Sweet and Healthy: The Rise of Strawberry Blonde Bakery

June 28, 2022

Spotlight Series

Duco talks business with Jacqui Okum, founder and owner of Strawberry Blonde Bakery with locations in Ottawa’s Westboro and Kanata.   

“Taste and trust.” 

For all that goes into launching a new business model, these two ingredients have been key to success at Jacqui Okum’s Strawberry Blonde Bakery. Strawberry Blonde is a fast-rising alternative-ingredients bakery with a growing legion of customers in Canada’s capital and beyond.  Now, after weathering the challenges of Covid, the young business is bouncing back, better –and more resilient – than ever.  And it’s all down to customer demand, built on taste. And trust.

At launch, Strawberry Blonde Bakery was the first its kind in the Ottawa market. 

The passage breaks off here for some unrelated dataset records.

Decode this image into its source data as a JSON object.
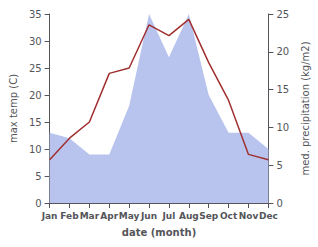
{
  "chart_data": {
    "type": "line",
    "xlabel": "date (month)",
    "ylabel": "max temp (C)",
    "y2label": "med. precipitation (kg/m2)",
    "categories": [
      "Jan",
      "Feb",
      "Mar",
      "Apr",
      "May",
      "Jun",
      "Jul",
      "Aug",
      "Sep",
      "Oct",
      "Nov",
      "Dec"
    ],
    "series": [
      {
        "type": "area",
        "color": "#b8c4ee",
        "values": [
          13,
          12,
          9,
          9,
          18,
          35,
          27,
          35,
          20,
          13,
          13,
          10
        ]
      },
      {
        "type": "line",
        "color": "#a03030",
        "values": [
          8,
          12,
          15,
          24,
          25,
          33,
          31,
          34,
          26,
          19,
          9,
          8
        ]
      }
    ],
    "ylim": [
      0,
      35
    ],
    "yticks": [
      0,
      5,
      10,
      15,
      20,
      25,
      30,
      35
    ],
    "y2lim": [
      0,
      25
    ],
    "y2ticks": [
      0,
      5,
      10,
      15,
      20,
      25
    ],
    "grid": false
  }
}
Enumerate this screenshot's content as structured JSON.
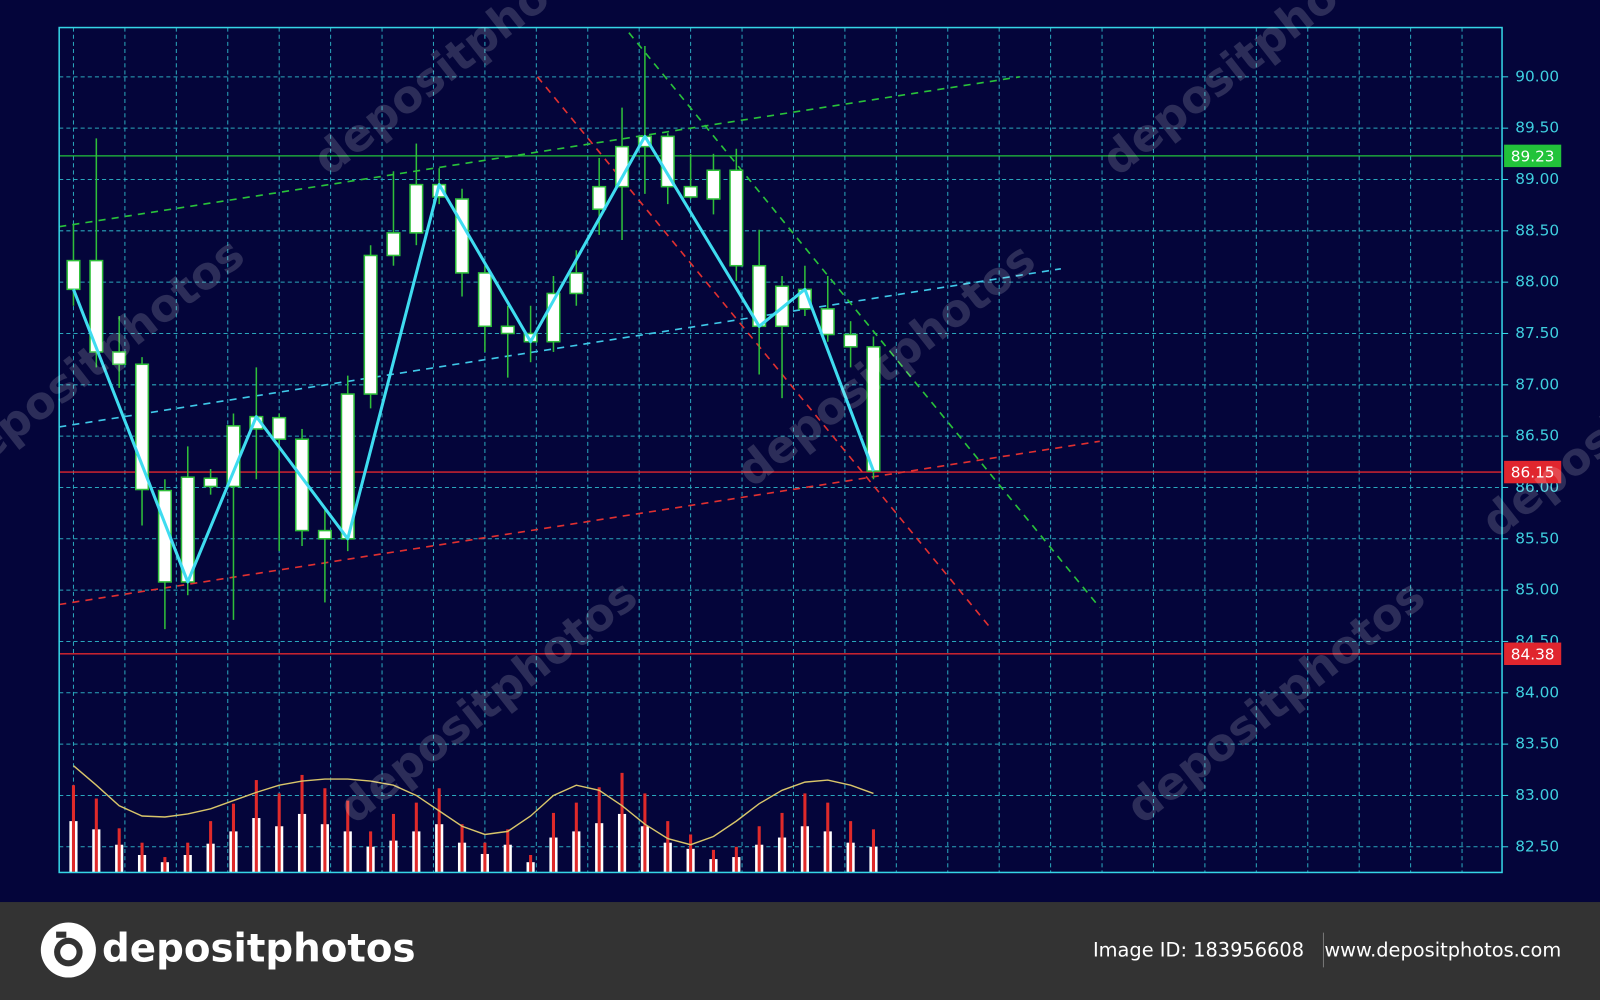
{
  "chart_data": {
    "type": "candlestick",
    "open": [
      88.21,
      88.21,
      87.32,
      87.2,
      85.97,
      85.08,
      86.01,
      86.01,
      86.57,
      86.68,
      86.47,
      85.58,
      85.5,
      86.91,
      88.26,
      88.48,
      88.83,
      88.81,
      88.09,
      87.57,
      87.5,
      87.42,
      87.89,
      88.71,
      88.93,
      89.32,
      89.42,
      88.93,
      89.09,
      89.09,
      88.16,
      87.57,
      87.74,
      87.74,
      87.49,
      87.37
    ],
    "high": [
      88.56,
      89.4,
      87.67,
      87.27,
      86.08,
      86.4,
      86.18,
      86.72,
      87.17,
      86.72,
      86.57,
      85.78,
      87.09,
      88.36,
      89.08,
      89.35,
      89.11,
      88.91,
      88.16,
      87.77,
      87.77,
      88.06,
      88.31,
      89.21,
      89.7,
      90.3,
      89.45,
      89.25,
      89.25,
      89.3,
      88.51,
      88.06,
      88.16,
      88.06,
      87.62,
      87.47
    ],
    "low": [
      87.77,
      87.17,
      86.97,
      85.63,
      84.62,
      84.95,
      85.93,
      84.71,
      86.08,
      85.38,
      85.43,
      84.88,
      85.38,
      86.77,
      88.16,
      88.36,
      88.76,
      87.86,
      87.32,
      87.07,
      87.22,
      87.32,
      87.77,
      88.46,
      88.41,
      88.86,
      88.76,
      88.81,
      88.66,
      88.01,
      87.1,
      86.87,
      87.67,
      87.42,
      87.17,
      86.08
    ],
    "close": [
      87.93,
      87.32,
      87.2,
      85.98,
      85.08,
      86.1,
      86.09,
      86.6,
      86.69,
      86.47,
      85.58,
      85.5,
      86.91,
      88.26,
      88.48,
      88.95,
      88.95,
      88.09,
      87.57,
      87.5,
      87.42,
      87.89,
      88.09,
      88.93,
      89.32,
      89.42,
      88.93,
      88.83,
      88.81,
      88.16,
      87.57,
      87.96,
      87.93,
      87.49,
      87.37,
      86.16
    ],
    "candle_color": "#2fbf3a",
    "volume": [
      82.75,
      82.67,
      82.52,
      82.42,
      82.35,
      82.42,
      82.53,
      82.65,
      82.78,
      82.7,
      82.82,
      82.72,
      82.65,
      82.5,
      82.56,
      82.65,
      82.72,
      82.54,
      82.43,
      82.52,
      82.35,
      82.59,
      82.65,
      82.73,
      82.82,
      82.7,
      82.54,
      82.48,
      82.38,
      82.4,
      82.52,
      82.59,
      82.7,
      82.65,
      82.54,
      82.5
    ],
    "volume_high": [
      83.1,
      82.97,
      82.68,
      82.54,
      82.4,
      82.54,
      82.75,
      82.92,
      83.15,
      83.02,
      83.2,
      83.07,
      82.95,
      82.65,
      82.82,
      82.93,
      83.07,
      82.72,
      82.54,
      82.67,
      82.42,
      82.83,
      82.93,
      83.08,
      83.22,
      83.02,
      82.75,
      82.62,
      82.47,
      82.5,
      82.7,
      82.83,
      83.02,
      82.93,
      82.75,
      82.67
    ],
    "volume_ma": [
      83.29,
      83.1,
      82.9,
      82.8,
      82.79,
      82.82,
      82.87,
      82.95,
      83.03,
      83.1,
      83.14,
      83.16,
      83.16,
      83.14,
      83.1,
      83.0,
      82.85,
      82.7,
      82.62,
      82.65,
      82.8,
      83.0,
      83.1,
      83.05,
      82.9,
      82.72,
      82.58,
      82.52,
      82.6,
      82.75,
      82.92,
      83.05,
      83.13,
      83.15,
      83.1,
      83.02
    ],
    "volume_ma_color": "#d8c56a",
    "zigzag": {
      "x": [
        0,
        5,
        8,
        12,
        16,
        20,
        25,
        30,
        32,
        35
      ],
      "values": [
        87.93,
        85.08,
        86.69,
        85.5,
        88.95,
        87.42,
        89.42,
        87.57,
        87.93,
        86.16
      ],
      "color": "#3fdcf0"
    },
    "trendlines": [
      {
        "x": [
          -0.625,
          41.4
        ],
        "values": [
          88.54,
          90.0
        ],
        "color": "#29c23a"
      },
      {
        "x": [
          -0.625,
          43.2
        ],
        "values": [
          86.59,
          88.13
        ],
        "color": "#3fc8e8"
      },
      {
        "x": [
          -0.625,
          44.9
        ],
        "values": [
          84.86,
          86.45
        ],
        "color": "#e03030"
      },
      {
        "x": [
          20.3,
          40.2
        ],
        "values": [
          90.0,
          84.61
        ],
        "color": "#e03030"
      },
      {
        "x": [
          24.3,
          44.9
        ],
        "values": [
          90.43,
          84.83
        ],
        "color": "#29c23a"
      }
    ],
    "levels": [
      {
        "value": 89.23,
        "color": "#22c33a"
      },
      {
        "value": 86.15,
        "color": "#e0262e"
      },
      {
        "value": 84.38,
        "color": "#e0262e"
      }
    ],
    "xlim": [
      -0.625,
      62.5
    ],
    "ylim": [
      82.25,
      90.48
    ],
    "yticks": [
      {
        "value": 82.5,
        "label": "82.50"
      },
      {
        "value": 83,
        "label": "83.00"
      },
      {
        "value": 83.5,
        "label": "83.50"
      },
      {
        "value": 84,
        "label": "84.00"
      },
      {
        "value": 84.5,
        "label": "84.50"
      },
      {
        "value": 85,
        "label": "85.00"
      },
      {
        "value": 85.5,
        "label": "85.50"
      },
      {
        "value": 86,
        "label": "86.00"
      },
      {
        "value": 86.5,
        "label": "86.50"
      },
      {
        "value": 87,
        "label": "87.00"
      },
      {
        "value": 87.5,
        "label": "87.50"
      },
      {
        "value": 88,
        "label": "88.00"
      },
      {
        "value": 88.5,
        "label": "88.50"
      },
      {
        "value": 89,
        "label": "89.00"
      },
      {
        "value": 89.5,
        "label": "89.50"
      },
      {
        "value": 90,
        "label": "90.00"
      }
    ],
    "grid": true
  },
  "watermark": "depositphotos",
  "footer": {
    "brand": "depositphotos",
    "image_id": "Image ID: 183956608",
    "url": "www.depositphotos.com"
  }
}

For vegans and families with food sensitivities it arrived as a life-line. Thanks to Okum’s “no allergens allowed” concept, baked foods were finally accessible to everyone.  At this bakery, all the magic happens without common food-industry allergens like gluten, diary, eggs, tree-nuts, and peanuts.  

From the beginning, demand was overwhelming.  Jacqui has been scrambling to keep pace, since the moment she opened her doors 9 years ago.  It’s been a non-stop learning curve, growing a small business that started as a partnership between two friends, into a medium sized business, with two retail locations plus a wholesale and online presence and just under 40 employees. 

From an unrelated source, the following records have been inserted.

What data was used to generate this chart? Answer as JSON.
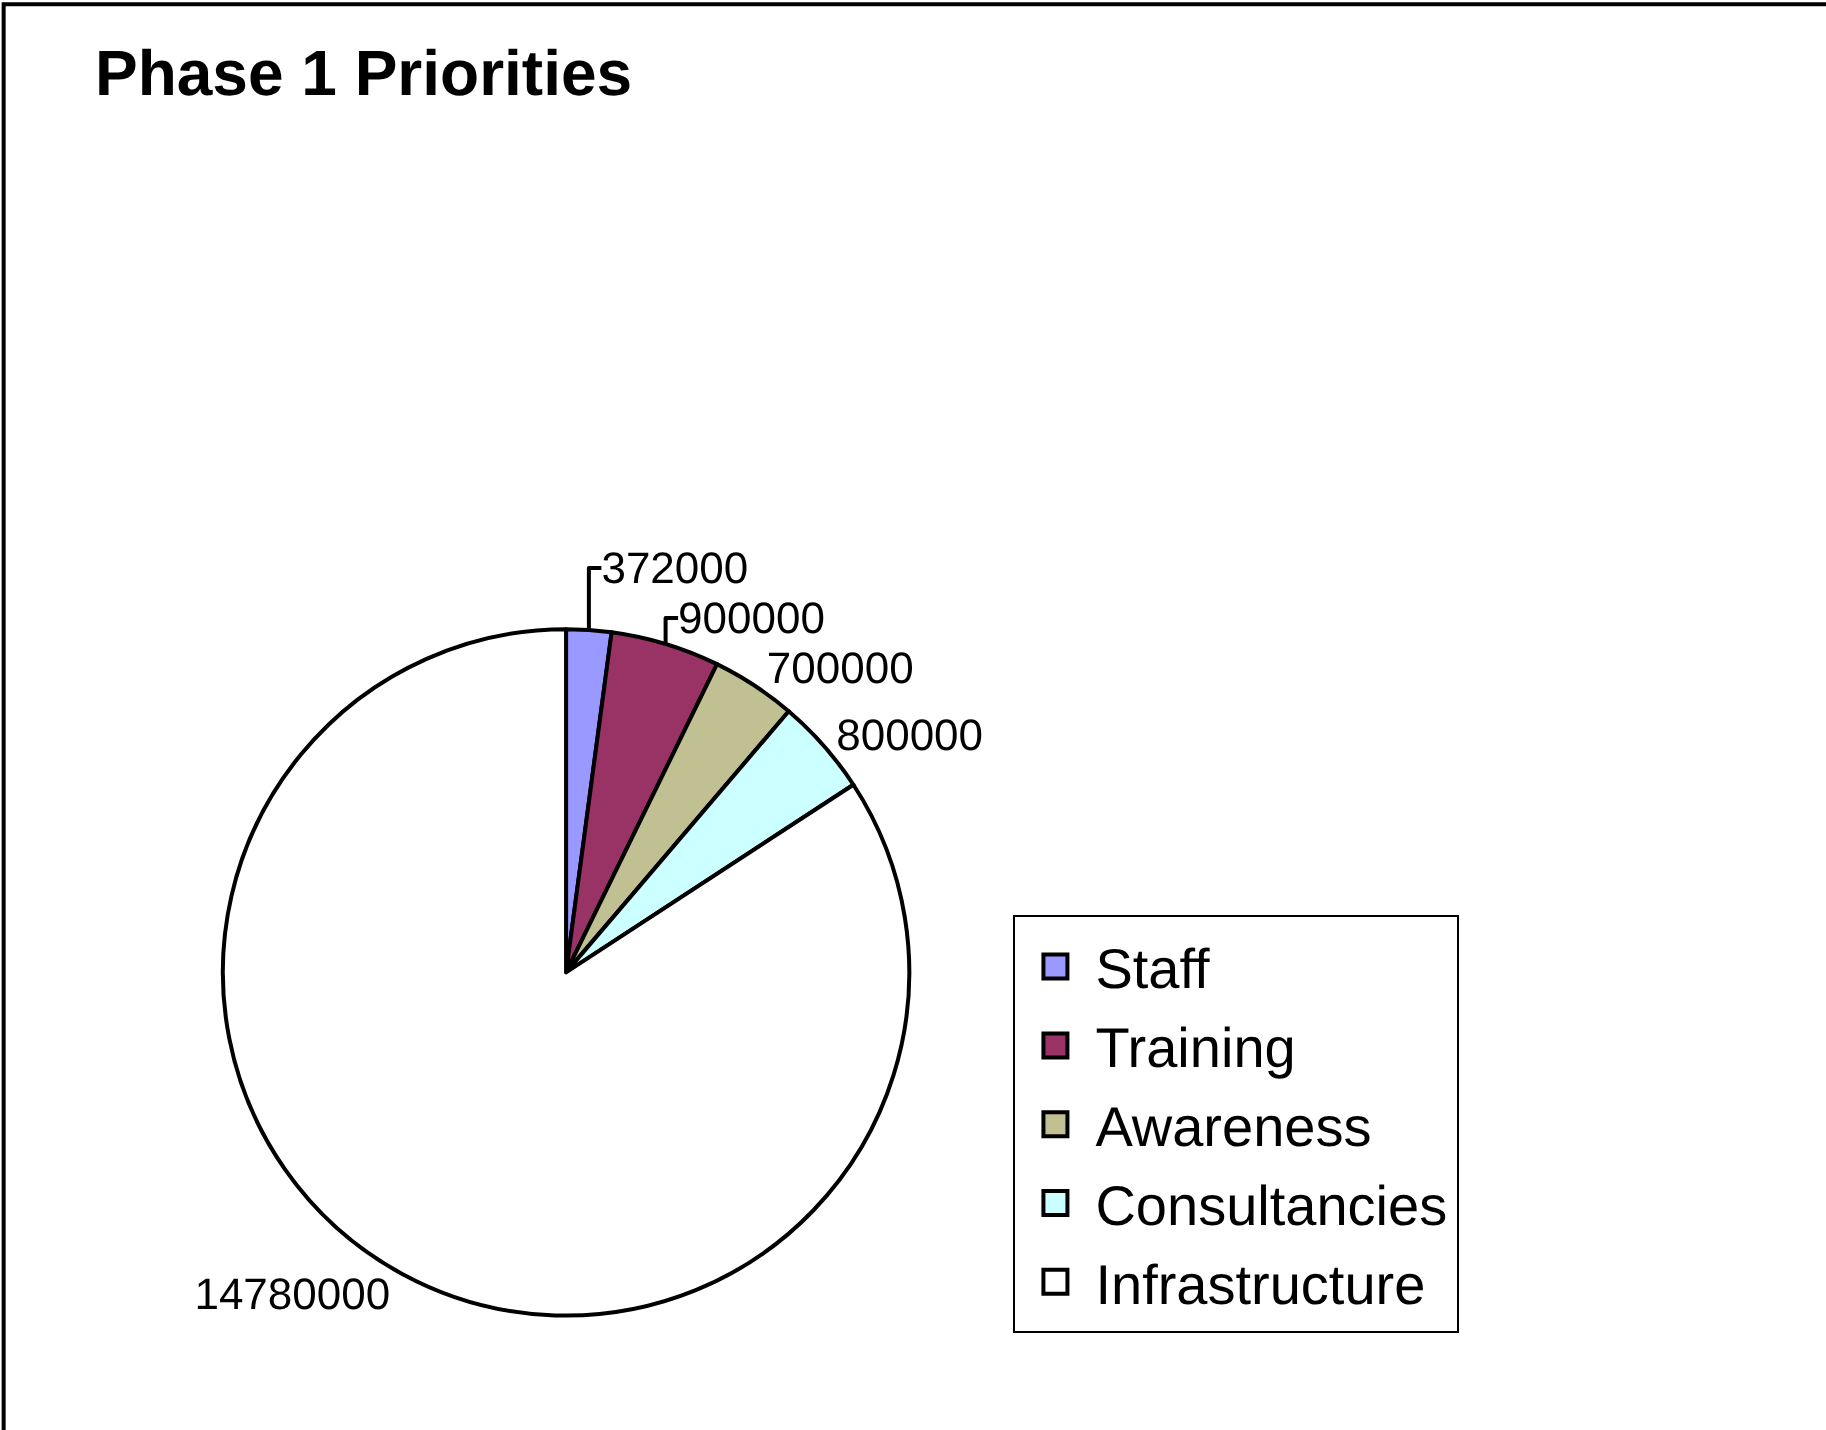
{
  "chart_data": {
    "type": "pie",
    "title": "Phase 1 Priorities",
    "categories": [
      "Staff",
      "Training",
      "Awareness",
      "Consultancies",
      "Infrastructure"
    ],
    "values": [
      372000,
      900000,
      700000,
      800000,
      14780000
    ],
    "colors": [
      "#9999ff",
      "#993366",
      "#c0c092",
      "#ccffff",
      "#ffffff"
    ],
    "data_labels": true,
    "legend": "bottom right"
  }
}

“Our mission is to create alternative baked goods that taste as good - or better - than conventional products,”

says Okum.  But creating that great taste –without standard bakery ingredients - takes constant research and development.  “Even the flour we use is our own unique blend, milled from eleven different grains,” she explains.  Each new treat reflects a long process of development to get flavors, textures and consistency just right.  That research has produced a string of hits, from cakes and cupcakes with rave-review dairy-free icing to allergen-free Nanaimo bars.. 

“Food is intimate,”

says Jacqui –highlighting the role of trust.  She believes it’s vital for customers to know that Strawberry Blonde is on their side, and fully committed to an allergen-free practice.  Day to day it comes down to extra care at every step.

“We even train our staff to explain everything that goes into to our products, with 100% transparency.” 

Jacqui credits a suggestion from her husband for sparking the career-changing vision that led to Strawberry Blonde. “A light went on” is how she tells it.  Soon after, she left her television job to enroll in the Bakery Arts Program at Toronto’s George Brown College. But it was a move from Toronto to Ottawa that really set the wheels in motion. Jacqui’s inner entrepreneur instantly grasped the advantages: right sized market; no competition.

“Being the first is always best.” 

A crucial break came in the form of a mentor who put her in touch with a great accountant.

“Our accountant taught me how to read the numbers, and use them to predict the future,” she explains. “I’d been operating the business for five years, with lots of customers and high sales numbers.  We looked like an amazing success, but inside, I felt like a failure because we weren’t making a profit.”

Savvy guidance on key issues like pricing and sales numbers turned the situation around. 

“Soon, we had money in the bank. And being the entrepreneur that I am, I had to spend it by opening a second location in Kanata.” That happened just in time for Covid –  a move that might have sunk lesser retail businesses.  All her capital reserves were invested in the new store, just as the world went into lock-down mode. 

“I didn’t know we were classified as an “essential business,” says Jacqui “So I closed the business for two weeks.”  Then a call from her wholesale distributor, Farmboy requesting continued supply, kicked her back into gear. She started finding ways to get product out to customers via email orders, pick-up and a new online store. 

“The experience taught me a lot. Especially I gained a fresh appreciation for the role of marketing.” 

Before Covid, marketing had been a matter of lucky choices. “We just picked our name,” says Okum.  And the bakery’s vivid signature colours owe a debt to Jacqui’s visual background in television. Taking a more deliberate approach to marketing is a key post-Covid priority. 

If Jacqui has a lesson to share with new entrepreneurs it’s this:

“Learn to be comfortable making decisions. You’ll be wrong sometimes but that’s how it is. People need you decide … about everything.”

As to mistakes, Jacqui is philosophical. “People waste a lot of time worrying about what will happen. But then what actually happens is totally unexpected – like Covid. So you have to live in the “now”.

Today, with mandates lifted and people getting out again, “now “ is looking better than ever at Strawberry Blonde.